Unlike most kids, my stutter allowed me to realize what I loved, what I craved, what I needed in order to be myself before I even came to know her: communication. Though, back then, the stories I told were merely tales of my weekend or thoughts on the school day which had passed, the ones I tell today are something more than just fleeting moments. I tell them in honor of that little girl, of the one who had more to say than her body could even handle and her mouth could even process. My stutter ultimately gifted me the two things which I believe define me and fulfill me more than anything else: my desire to express everything and anything, and my knowledge that everyone has a story whether we can hear it or not. Now, a decade later, I am chasing a dream founded in both of these things, one where I can write to my heart’s content and tell the stories of those whose mouths may not produce them but whose are essential nonetheless.

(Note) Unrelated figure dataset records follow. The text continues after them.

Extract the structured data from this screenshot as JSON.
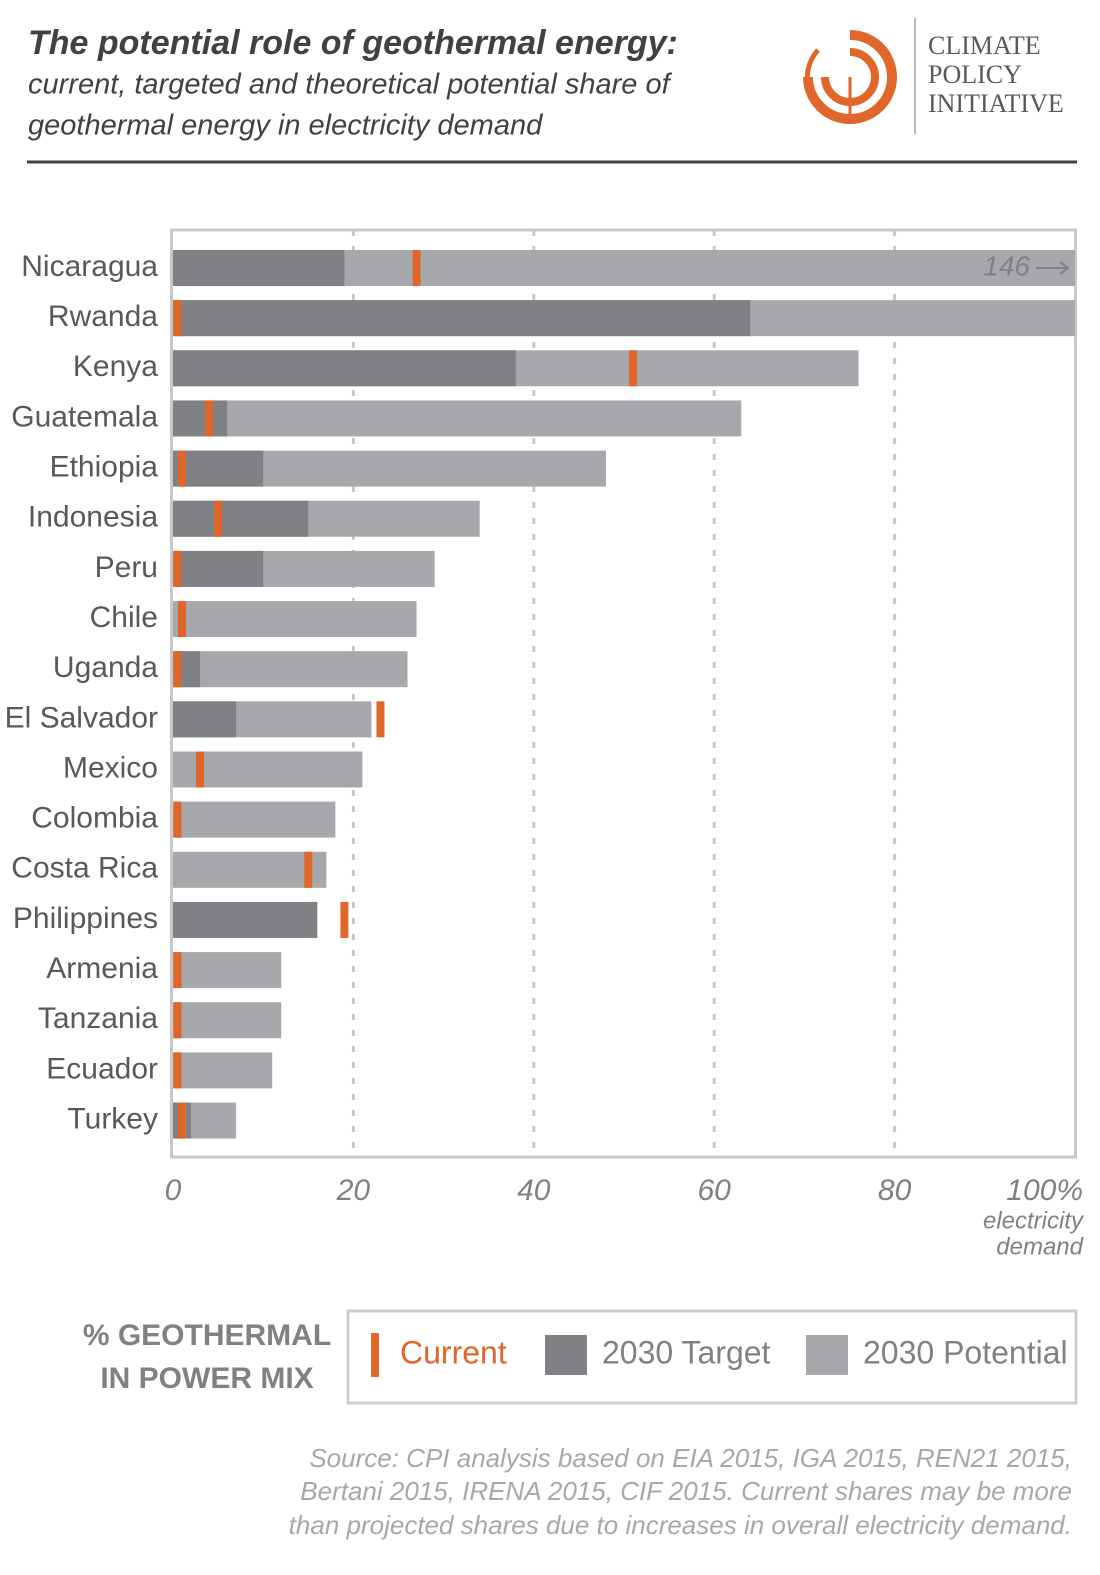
{
  "header": {
    "title": "The potential role of geothermal energy:",
    "subtitle": [
      "current, targeted and theoretical potential share of",
      "geothermal energy in electricity demand"
    ],
    "logo": [
      "CLIMATE",
      "POLICY",
      "INITIATIVE"
    ]
  },
  "chart_data": {
    "type": "bar",
    "orientation": "horizontal",
    "categories": [
      "Nicaragua",
      "Rwanda",
      "Kenya",
      "Guatemala",
      "Ethiopia",
      "Indonesia",
      "Peru",
      "Chile",
      "Uganda",
      "El Salvador",
      "Mexico",
      "Colombia",
      "Costa Rica",
      "Philippines",
      "Armenia",
      "Tanzania",
      "Ecuador",
      "Turkey"
    ],
    "series": [
      {
        "name": "Current",
        "color": "#e0662a",
        "style": "marker",
        "values": [
          27,
          0.5,
          51,
          4,
          1,
          5,
          0.5,
          1,
          0.5,
          23,
          3,
          0.5,
          15,
          19,
          0.5,
          0.5,
          0.5,
          1
        ]
      },
      {
        "name": "2030 Target",
        "color": "#808184",
        "style": "bar",
        "values": [
          19,
          64,
          38,
          6,
          10,
          15,
          10,
          null,
          3,
          7,
          null,
          null,
          null,
          16,
          null,
          null,
          null,
          2
        ]
      },
      {
        "name": "2030 Potential",
        "color": "#a7a8ab",
        "style": "bar",
        "values": [
          146,
          100,
          76,
          63,
          48,
          34,
          29,
          27,
          26,
          22,
          21,
          18,
          17,
          null,
          12,
          12,
          11,
          7
        ],
        "value_labels": [
          "146",
          null,
          null,
          null,
          null,
          null,
          null,
          null,
          null,
          null,
          null,
          null,
          null,
          null,
          null,
          null,
          null,
          null
        ]
      }
    ],
    "xlim": [
      0,
      100
    ],
    "xticks": [
      0,
      20,
      40,
      60,
      80,
      {
        "value": 100,
        "label": "100%"
      }
    ],
    "x_label": [
      "electricity",
      "demand"
    ],
    "grid": true,
    "legend_title": [
      "% GEOTHERMAL",
      "IN POWER MIX"
    ],
    "legend": "bottom"
  },
  "source": [
    "Source: CPI analysis based on EIA 2015, IGA 2015, REN21 2015,",
    "Bertani 2015, IRENA 2015, CIF 2015. Current shares may be more",
    "than projected shares due to increases in overall electricity demand."
  ]
}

Though it has not been as easy as when I was an innocent toddler whose cheeks were still a naive shade of pink, I am still doing things exactly when and how I feel they should be done; I moved over 1,000 miles from home to chase a dying career in my dream city simply because I feel in my soul it is what I am meant to do. Despite many people trying to convince me otherwise, I have known since that very first word that this is what I was born to do: to use the words I have accumulated and the ones which remain stuck, to tell the stories of those who do not have the means to tell them themselves.
Though she once believed the world was out to silence her, the little girl who used to stutter in the schoolyards now knows that everyone has a story, each of which deserves to be celebrated and honored regardless of how clumsily they may be uttered. I owe it to the girl who found her purpose all those years ago to speak above the obstacles, to rearrange the words in a way that can be heard and understood and cherished. So, even when my voice shakes or stutters or stammers and every word gets jumbled or confused or clustered on the way, I will. For that little girl and all others who have yet to find their voice, I will.